There has been an uptick in criticism of the ESA recently, particularly from Republicans. In 2011, a rider attached to the federal budget bill transferred the control of wolves in Montana and Idaho back to the respective states. The greater sage grouse is an endangered species whose stronghold is Wyoming. But, Congress has placed clauses in budget bills prohibiting spending money on species listing.
Environmental law firm Earthjustice’s managing attorney Tim Preso told WyoFile that efforts by Congress to legislate around the ESA are “troubling.”
“With these delisting actions, the history has been — it’s not just based on speculation — that the states don’t step in to be guardians,” Preso said. “They’ve stepped in to ramp up the persecution [of formerly protected species], and that’s why the Endangered Species Act is so important for species like these.”

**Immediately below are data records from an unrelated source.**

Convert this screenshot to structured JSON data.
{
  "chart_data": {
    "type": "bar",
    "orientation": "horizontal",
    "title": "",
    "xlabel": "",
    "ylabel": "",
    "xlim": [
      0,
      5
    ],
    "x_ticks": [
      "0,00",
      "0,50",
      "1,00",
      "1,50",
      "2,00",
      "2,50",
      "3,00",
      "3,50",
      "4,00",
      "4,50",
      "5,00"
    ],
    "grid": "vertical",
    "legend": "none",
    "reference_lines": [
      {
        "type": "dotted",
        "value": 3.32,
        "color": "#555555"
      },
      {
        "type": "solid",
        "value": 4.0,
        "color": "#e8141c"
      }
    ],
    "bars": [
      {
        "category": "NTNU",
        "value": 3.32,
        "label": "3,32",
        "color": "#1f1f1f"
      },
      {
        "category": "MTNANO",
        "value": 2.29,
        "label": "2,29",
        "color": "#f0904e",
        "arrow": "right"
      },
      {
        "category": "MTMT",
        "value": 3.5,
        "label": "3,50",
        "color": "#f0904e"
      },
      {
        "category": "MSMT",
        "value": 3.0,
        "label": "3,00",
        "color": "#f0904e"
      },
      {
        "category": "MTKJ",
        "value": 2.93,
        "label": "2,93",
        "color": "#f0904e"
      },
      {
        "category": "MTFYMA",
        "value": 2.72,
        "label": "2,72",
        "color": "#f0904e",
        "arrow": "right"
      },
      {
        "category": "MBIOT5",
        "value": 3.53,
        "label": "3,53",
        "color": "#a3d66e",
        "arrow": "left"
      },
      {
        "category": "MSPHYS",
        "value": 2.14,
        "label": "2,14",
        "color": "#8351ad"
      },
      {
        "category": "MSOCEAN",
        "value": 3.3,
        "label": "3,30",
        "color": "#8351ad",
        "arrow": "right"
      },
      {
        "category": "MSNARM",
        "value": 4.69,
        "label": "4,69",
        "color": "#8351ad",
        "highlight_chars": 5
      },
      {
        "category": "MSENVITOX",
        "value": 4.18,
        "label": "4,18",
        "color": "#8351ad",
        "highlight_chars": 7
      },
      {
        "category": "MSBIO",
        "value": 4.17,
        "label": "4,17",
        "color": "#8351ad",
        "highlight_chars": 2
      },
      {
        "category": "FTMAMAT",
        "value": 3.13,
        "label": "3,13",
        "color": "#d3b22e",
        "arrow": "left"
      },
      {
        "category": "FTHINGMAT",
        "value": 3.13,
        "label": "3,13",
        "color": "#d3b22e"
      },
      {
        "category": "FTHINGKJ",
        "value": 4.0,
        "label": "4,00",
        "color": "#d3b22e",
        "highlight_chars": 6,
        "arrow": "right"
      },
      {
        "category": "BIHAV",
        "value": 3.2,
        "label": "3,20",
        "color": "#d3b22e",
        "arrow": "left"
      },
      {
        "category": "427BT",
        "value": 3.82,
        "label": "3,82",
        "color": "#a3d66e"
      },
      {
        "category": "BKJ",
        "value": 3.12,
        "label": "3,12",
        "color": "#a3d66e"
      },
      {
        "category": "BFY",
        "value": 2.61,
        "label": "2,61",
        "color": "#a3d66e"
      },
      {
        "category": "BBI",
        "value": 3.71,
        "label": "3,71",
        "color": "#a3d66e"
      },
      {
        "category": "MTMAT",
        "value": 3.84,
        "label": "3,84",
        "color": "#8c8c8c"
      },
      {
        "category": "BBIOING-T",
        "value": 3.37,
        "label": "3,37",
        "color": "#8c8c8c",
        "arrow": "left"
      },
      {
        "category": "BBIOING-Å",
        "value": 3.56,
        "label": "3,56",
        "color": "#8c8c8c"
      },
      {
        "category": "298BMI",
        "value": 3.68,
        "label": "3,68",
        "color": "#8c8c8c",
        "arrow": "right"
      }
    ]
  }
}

If Wyoming’s petition is granted, the 1,069 grizzly bears in the Yellowstone area would be reduced to 932 by k*lling. On Thursday, Chris Servheen, a former grizzly bear recovery coordinator for the Fish and Wildlife Service, said he was the primary advocate for delisting grizzlies during the first effort.
Once states passed laws encouraging “aggressive, indiscriminate wildlife hunting practices into grizzly bear habitat,” he altered his mind. “The lack of adequate regulatory mechanisms [protecting grizzlies and wolves] is due to political interference in the management of wildlife,” Servheen said.
The director of Wyoming Game and Wildlife disagreed with Servheen’s analysis. “I would certainly disagree,” Nesvik testified. “We have gone to great lengths to ensure that we have laws and regulations on the books that very conservatively manage grizzly bears within the core of their suitable habitat.”